In fact, to alleviate this problem, globally, incentives have been provided to promote “bridge” technology like hybrid EVs or plug-in hybrid EVs which provide switching to petrol if/when the battery drains out. That is not to say, this government should just dole out incentives to all and sundry, because there are pros and cons for promoting these technologies as well (read more: “Hybrid thoughts”, Mar 11, 2021). But the point is to sit back and think again on how to approach this.
India was on the way to an EV revolution but over time, as the new technology was introduced, new problems emerged. Investors in charging infrastructure in India soon recognized that international standards could not be simply copied for the Indian market and had to be tailored. There are trust issues amongst Indian EV users who are not always sure whether the ports are actually charging their vehicles, or who are suspicious of the quality of the electricity supplied from the grid, as power fluctuations from grid to port are common in India.
As a result, charging companies are now introducing stabilizers (something unthought of anywhere else in the world) to supply uniform and efficient electricity to EVs. That is just one of many problems that the charging space is tackling. On this side of the border, the discussion is rudimentary. The thought-process is “let investors come”. But for a successful policy, Pakistan needs investors that will keep coming and will actually stay.
For one, the country may have excess power generation, but can it supply that to the charging stations? Are the power companies even involved in this dialogue as more CNG stations are transformed into EV charging places? There is a routine mention of “reliable power supply” but a country that has for decades failed to tackle the volatility in the power sector cannot just solve this problem by throwing incentives at investors.

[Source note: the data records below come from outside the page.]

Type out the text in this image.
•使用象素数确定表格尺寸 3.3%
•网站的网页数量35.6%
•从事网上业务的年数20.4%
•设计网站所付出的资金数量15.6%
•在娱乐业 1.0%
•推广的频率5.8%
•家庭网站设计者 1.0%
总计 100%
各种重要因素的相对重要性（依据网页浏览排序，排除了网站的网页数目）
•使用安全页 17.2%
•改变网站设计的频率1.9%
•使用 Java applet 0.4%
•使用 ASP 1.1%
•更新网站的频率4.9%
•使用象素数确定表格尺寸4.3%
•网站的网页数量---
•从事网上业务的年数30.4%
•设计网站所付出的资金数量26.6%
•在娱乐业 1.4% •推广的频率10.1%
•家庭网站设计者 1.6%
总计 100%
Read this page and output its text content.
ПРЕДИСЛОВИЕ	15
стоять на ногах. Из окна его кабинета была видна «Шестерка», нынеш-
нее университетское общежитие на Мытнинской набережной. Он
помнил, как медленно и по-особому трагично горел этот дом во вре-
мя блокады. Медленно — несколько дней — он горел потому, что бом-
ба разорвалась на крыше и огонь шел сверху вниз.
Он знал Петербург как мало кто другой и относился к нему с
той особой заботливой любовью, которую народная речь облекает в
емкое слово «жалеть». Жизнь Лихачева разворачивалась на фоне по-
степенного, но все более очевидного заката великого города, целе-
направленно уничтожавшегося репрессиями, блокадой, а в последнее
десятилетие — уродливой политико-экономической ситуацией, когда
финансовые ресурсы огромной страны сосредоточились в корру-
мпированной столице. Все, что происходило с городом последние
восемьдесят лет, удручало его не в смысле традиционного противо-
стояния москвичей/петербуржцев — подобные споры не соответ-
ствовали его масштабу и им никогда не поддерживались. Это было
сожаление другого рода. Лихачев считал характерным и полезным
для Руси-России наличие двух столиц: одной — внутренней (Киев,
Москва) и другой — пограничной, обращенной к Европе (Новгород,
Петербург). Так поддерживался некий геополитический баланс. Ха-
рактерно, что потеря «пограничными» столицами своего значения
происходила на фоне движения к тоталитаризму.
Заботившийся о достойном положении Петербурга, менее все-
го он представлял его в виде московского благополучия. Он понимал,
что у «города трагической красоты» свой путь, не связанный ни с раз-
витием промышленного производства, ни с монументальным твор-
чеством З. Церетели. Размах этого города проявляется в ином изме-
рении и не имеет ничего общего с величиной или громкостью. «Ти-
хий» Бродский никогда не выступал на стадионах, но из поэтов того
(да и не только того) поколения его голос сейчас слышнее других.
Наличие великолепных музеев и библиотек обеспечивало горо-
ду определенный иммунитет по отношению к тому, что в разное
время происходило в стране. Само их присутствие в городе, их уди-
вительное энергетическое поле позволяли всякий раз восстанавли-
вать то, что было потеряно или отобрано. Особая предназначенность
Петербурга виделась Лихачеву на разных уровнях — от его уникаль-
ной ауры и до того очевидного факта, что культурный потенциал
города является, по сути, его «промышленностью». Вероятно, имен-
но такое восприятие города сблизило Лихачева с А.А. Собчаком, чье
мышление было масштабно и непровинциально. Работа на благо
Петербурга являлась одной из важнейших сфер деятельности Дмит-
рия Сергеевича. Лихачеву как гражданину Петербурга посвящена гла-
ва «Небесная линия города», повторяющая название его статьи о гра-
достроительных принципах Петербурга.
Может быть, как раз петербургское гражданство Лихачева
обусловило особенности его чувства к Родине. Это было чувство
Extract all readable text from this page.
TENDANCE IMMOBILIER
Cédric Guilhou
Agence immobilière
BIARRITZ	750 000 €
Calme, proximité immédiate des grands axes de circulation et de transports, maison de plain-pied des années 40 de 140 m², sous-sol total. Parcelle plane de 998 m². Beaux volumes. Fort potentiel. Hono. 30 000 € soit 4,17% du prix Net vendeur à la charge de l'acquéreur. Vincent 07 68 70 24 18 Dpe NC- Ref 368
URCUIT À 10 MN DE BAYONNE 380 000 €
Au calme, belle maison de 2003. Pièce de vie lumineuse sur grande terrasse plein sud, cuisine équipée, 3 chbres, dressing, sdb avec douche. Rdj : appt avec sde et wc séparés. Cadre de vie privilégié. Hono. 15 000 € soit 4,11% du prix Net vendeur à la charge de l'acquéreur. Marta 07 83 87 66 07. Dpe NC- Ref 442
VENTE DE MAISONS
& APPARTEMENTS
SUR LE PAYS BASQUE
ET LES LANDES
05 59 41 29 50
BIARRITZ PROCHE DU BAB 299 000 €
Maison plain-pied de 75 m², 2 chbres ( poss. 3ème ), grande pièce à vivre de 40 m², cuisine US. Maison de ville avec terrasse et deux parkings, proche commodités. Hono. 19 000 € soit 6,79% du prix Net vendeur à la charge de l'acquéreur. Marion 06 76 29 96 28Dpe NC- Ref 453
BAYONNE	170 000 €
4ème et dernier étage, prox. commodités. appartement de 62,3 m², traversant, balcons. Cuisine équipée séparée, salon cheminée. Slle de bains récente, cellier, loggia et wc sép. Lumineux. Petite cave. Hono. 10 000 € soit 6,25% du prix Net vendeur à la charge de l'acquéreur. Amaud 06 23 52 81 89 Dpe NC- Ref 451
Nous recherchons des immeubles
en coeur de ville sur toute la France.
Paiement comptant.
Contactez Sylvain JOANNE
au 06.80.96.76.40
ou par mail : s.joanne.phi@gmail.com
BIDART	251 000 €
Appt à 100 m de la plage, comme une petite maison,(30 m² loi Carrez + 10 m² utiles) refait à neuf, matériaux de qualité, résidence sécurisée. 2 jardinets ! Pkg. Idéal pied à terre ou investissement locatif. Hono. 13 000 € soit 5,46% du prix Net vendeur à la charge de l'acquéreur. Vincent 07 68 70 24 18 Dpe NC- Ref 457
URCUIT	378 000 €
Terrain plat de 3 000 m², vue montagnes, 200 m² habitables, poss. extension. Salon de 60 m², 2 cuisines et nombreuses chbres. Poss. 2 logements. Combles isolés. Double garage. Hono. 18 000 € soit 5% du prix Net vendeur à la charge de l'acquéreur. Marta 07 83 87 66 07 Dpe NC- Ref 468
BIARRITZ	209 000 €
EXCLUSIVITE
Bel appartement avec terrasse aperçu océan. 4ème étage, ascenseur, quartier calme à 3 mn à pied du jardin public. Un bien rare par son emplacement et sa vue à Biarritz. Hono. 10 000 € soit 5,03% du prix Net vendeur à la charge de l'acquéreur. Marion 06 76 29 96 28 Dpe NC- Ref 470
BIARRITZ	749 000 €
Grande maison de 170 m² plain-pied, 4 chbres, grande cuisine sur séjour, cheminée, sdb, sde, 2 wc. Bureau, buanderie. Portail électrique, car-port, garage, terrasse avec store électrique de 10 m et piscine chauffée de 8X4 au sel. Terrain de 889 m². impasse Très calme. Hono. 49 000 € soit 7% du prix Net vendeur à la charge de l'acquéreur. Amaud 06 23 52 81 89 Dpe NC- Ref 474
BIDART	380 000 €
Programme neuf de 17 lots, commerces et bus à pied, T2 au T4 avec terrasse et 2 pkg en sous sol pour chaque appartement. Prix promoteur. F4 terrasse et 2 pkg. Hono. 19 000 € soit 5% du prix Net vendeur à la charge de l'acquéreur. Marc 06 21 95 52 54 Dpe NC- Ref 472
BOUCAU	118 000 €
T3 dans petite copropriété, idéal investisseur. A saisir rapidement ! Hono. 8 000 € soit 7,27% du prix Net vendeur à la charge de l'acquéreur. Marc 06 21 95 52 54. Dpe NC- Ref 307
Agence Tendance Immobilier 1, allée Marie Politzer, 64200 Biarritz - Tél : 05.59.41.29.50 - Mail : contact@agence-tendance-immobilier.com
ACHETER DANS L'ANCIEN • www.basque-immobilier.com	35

A lot of folks have asserted that EV users can simply install solar panel technology in their homes to charge their EVs. But can every EV consumer really install a solar panel at home—and does that solve the charge anxiety issue over longer distance travels (read more: “The E in EV”, July 14, 2020) since EVs on full-charge only have half the range of the equivalent full-tank ICE vehicle. Meanwhile, whereas the maintenance cost of EVs is very low, battery life is typically 5 years which means, consumers have to replenish the battery pack after the 5-year mark with another major spending component, batteries being the most expensive part of an electric vehicle.
There is a certain disconnect between the level of our preparedness versus the ambitious target. Navigating the harsh waters of a new technology when the automobile market in the country is so underdeveloped is by no means an easy task for policymakers. But let’s have the oxygen tank ready before the leap, shall we?